According to the British philosopher of 17th century John Locke who had great connection with Hay River valley, the birthplace of British civilisation observed that the ideas not the body that matters most. But did he observe that the ideas too change?
David Cameron the British Premier had turned to China at a time when the ideas of confrontation and conflagration are undergoing drastic change in a changing millennium. The Scottish independence strategy is creating the concept of Disunited Kingdom.
The mighty Empire has dwindled to tiny colonies   Gibraltar (one and a half squire miles with twenty-nine thousand people), Falkland (two and a half thousand square miles with two thousand people), Cayman Islands, Bermuda, St Helena and Ascension. None of them are willing to leave the Empire as they are too small to do it.
Yet over Gibraltar and Falkland, Britain is landing in trouble with its old enemy, the Spanish. Spanish speaking Argentina claims Falkland and fought a bloody war over it. It was the Nepalese Gorkhas who helped Britain to retake it and the Qataris and Kuwaitis paid for it. This summer Britain sent its mightiest naval flotilla to the East of Atlantic when it landed in a row with Spain over formation of artificial reefs across Gibraltar to enlarge its land. The British had done the same in Singapore and Hong Kong which are now mega metropolis. At last Britain came to understanding with Spain to refer the matter to the United Nations on November 6. The British fleet has gone home.
But the greatest crisis that Britain faces is the Scottish referendum this year. The British Empire was launched with the annexation of Scotland three hundred years ago. The other four, USA, Canada, Australia and New Zealand did not exist then. From there Britain succeeded to build a world empire unparalleled in history.
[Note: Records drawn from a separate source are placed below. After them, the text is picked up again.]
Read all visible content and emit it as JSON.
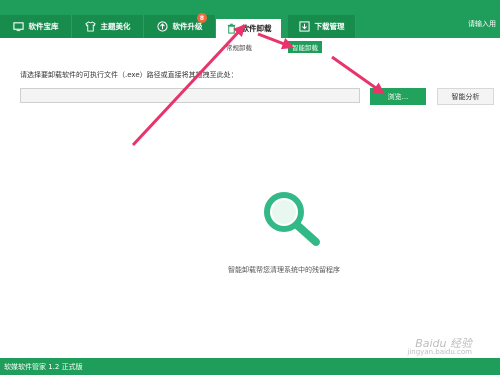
{
  "tabs": [
    {
      "label": "软件宝库",
      "icon": "monitor-icon"
    },
    {
      "label": "主题美化",
      "icon": "shirt-icon"
    },
    {
      "label": "软件升级",
      "icon": "upgrade-icon",
      "badge": "8"
    },
    {
      "label": "软件卸载",
      "icon": "trash-icon"
    },
    {
      "label": "下载管理",
      "icon": "download-icon"
    }
  ],
  "login_label": "请输入用",
  "subtabs": {
    "normal": "常规卸载",
    "smart": "智能卸载"
  },
  "prompt": "请选择要卸载软件的可执行文件（.exe）路径或直接将其拖拽至此处：",
  "path_value": "",
  "browse_label": "浏览...",
  "analyze_label": "智能分析",
  "hint": "智能卸载帮您清理系统中的残留程序",
  "version": "软媒软件管家 1.2 正式版",
  "watermark": "Baidu 经验",
  "watermark_url": "jingyan.baidu.com",
  "colors": {
    "brand_green": "#1e9e5a",
    "arrow": "#e8336b"
  }
}
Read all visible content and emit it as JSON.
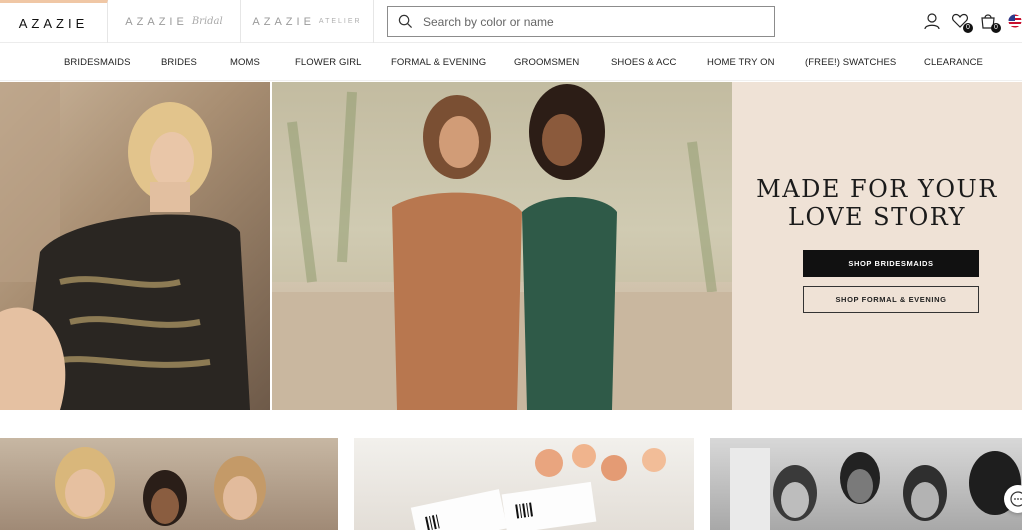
{
  "brands": {
    "main": "AZAZIE",
    "bridal": "AZAZIE",
    "bridal_script": "Bridal",
    "atelier": "AZAZIE",
    "atelier_suffix": "ATELIER"
  },
  "search": {
    "placeholder": "Search by color or name"
  },
  "header_icons": {
    "wishlist_count": "0",
    "cart_count": "0"
  },
  "nav": [
    "BRIDESMAIDS",
    "BRIDES",
    "MOMS",
    "FLOWER GIRL",
    "FORMAL & EVENING",
    "GROOMSMEN",
    "SHOES & ACC",
    "HOME TRY ON",
    "(FREE!) SWATCHES",
    "CLEARANCE"
  ],
  "hero": {
    "title_line1": "MADE FOR YOUR",
    "title_line2": "LOVE STORY",
    "primary_button": "SHOP BRIDESMAIDS",
    "secondary_button": "SHOP FORMAL & EVENING"
  },
  "colors": {
    "accent_tab": "#f0c7a5",
    "hero_panel": "#efe2d6",
    "dark": "#111111"
  }
}
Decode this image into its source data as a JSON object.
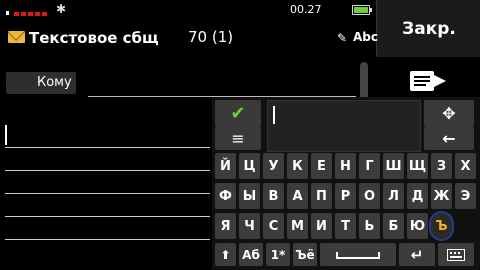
{
  "status": {
    "time": "00.27"
  },
  "close_label": "Закр.",
  "header": {
    "type": "Текстовое сбщ",
    "counter": "70 (1)",
    "input_mode": "Abc"
  },
  "to_label": "Кому",
  "keyboard": {
    "row1": [
      "Й",
      "Ц",
      "У",
      "К",
      "Е",
      "Н",
      "Г",
      "Ш",
      "Щ",
      "З",
      "Х"
    ],
    "row2": [
      "Ф",
      "Ы",
      "В",
      "А",
      "П",
      "Р",
      "О",
      "Л",
      "Д",
      "Ж",
      "Э"
    ],
    "row3": [
      "Я",
      "Ч",
      "С",
      "М",
      "И",
      "Т",
      "Ь",
      "Б",
      "Ю",
      "Ъ"
    ],
    "shift_symbol": "⬆",
    "lang_label": "Аб",
    "sym_label": "1*",
    "special_label": "Ъё",
    "backspace_symbol": "←",
    "move_symbol": "✥",
    "menu_symbol": "≡",
    "ok_symbol": "✔",
    "enter_symbol": "↵"
  },
  "colors": {
    "accent": "#6fcf3a",
    "signal": "#e01818",
    "highlight": "#f0b020"
  },
  "icons": [
    "envelope-icon",
    "bluetooth-icon",
    "battery-icon",
    "send-icon",
    "pen-icon",
    "keyboard-icon",
    "space-icon"
  ]
}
Calcutta in India and Hong Kong in China with the assets and blood of India and China helped build that empire.
David Cameron, the pragmatic aristocrat does not swim in the past. But he must seek his answer at home where racism and economic stagnation challenge the very foundation of the British society. USA the biggest of the five has now a black president. People of British origin constitute only 13 per cent of US population, in Canada it is 28 per cent. In Australia and New Zealand, it is still high -- 70 per cent and 56 per cent respectively. But the Chinese communities are growing both in number and economic might.
That is why Lord Cameron's visit to China was so important, the Bermuda Sun of the remote Island of the Atlantic which harbour an important Chinese community observed.